Ok, so despite my best efforts to dissuade all but the most serious of professional mountain climbers, you still want to visit Nepal. What do you need to make the trip as comfortable, safe, and fun as possible? a guide – $7 a day, make sure that they agree to feed and bed themselves a porter – around the same as a guide, same agreements. The little, skinny guy who came with me on the second half of my trek could eat FIVE heaping plates of rice and dahl four times a day! a sleeping bag – you can rent one in Jomsum a small electric heater with an adapter plug – wow. It would have been a totally different trip with one of these. Way more pleasant. You would have to pick one up stateside or in Europe. This is part of the reason you need a porter ;^) I’ve seen really small, light weight ones. You can just leave it with your guide/porter after… I would get up around 8 am eat, trek, try and get somewhere by 5 or 6 pm, eat again, and then get in bed (under the smelly covers), and wait for the next day.
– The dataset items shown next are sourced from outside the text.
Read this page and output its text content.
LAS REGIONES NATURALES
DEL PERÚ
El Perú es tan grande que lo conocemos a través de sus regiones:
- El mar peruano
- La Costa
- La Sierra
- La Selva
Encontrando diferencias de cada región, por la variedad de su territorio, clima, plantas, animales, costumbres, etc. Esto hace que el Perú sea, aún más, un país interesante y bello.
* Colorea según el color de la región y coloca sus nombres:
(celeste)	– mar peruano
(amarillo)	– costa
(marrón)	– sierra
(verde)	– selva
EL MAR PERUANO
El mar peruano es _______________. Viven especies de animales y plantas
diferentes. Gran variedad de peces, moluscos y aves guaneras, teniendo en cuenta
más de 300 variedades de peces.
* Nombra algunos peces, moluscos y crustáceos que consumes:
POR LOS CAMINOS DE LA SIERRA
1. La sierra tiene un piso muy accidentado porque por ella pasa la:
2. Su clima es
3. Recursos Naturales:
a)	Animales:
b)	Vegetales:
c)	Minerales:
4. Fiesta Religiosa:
It was so cold I couldn’t even type, or read! My hands would freeze in minutes… warm clothes – yes, warm clothes. I used my super light weight, fast drying, travel clothes. Yes, stupid. So stupid. The Himalayas you say? Yes. So stupid… You can rent some of these in Jomsum as well. Trek for short periods. I think 3 – 4 days would be better than 10. You could do small ones to a bunch of different places, and take breaks in between to recover. Allow some time to acclimate to the altitude. Smart trekkers go DOWN first for a few days when they get to a high altitude location. Unlike me, who went UP… Know that the food is uniformly bad (and you're getting the good stuff!) September, October is prime time with 4,500 people arriving in Jomsum each month. All the hotels, no matter how crappy, are completely booked by 2 pm. That means you have to be done walking every day by that time. The least busy time is now, January and February. The day I arrived there was only one other person, which explains why I got lost all the time – there was no one to follow.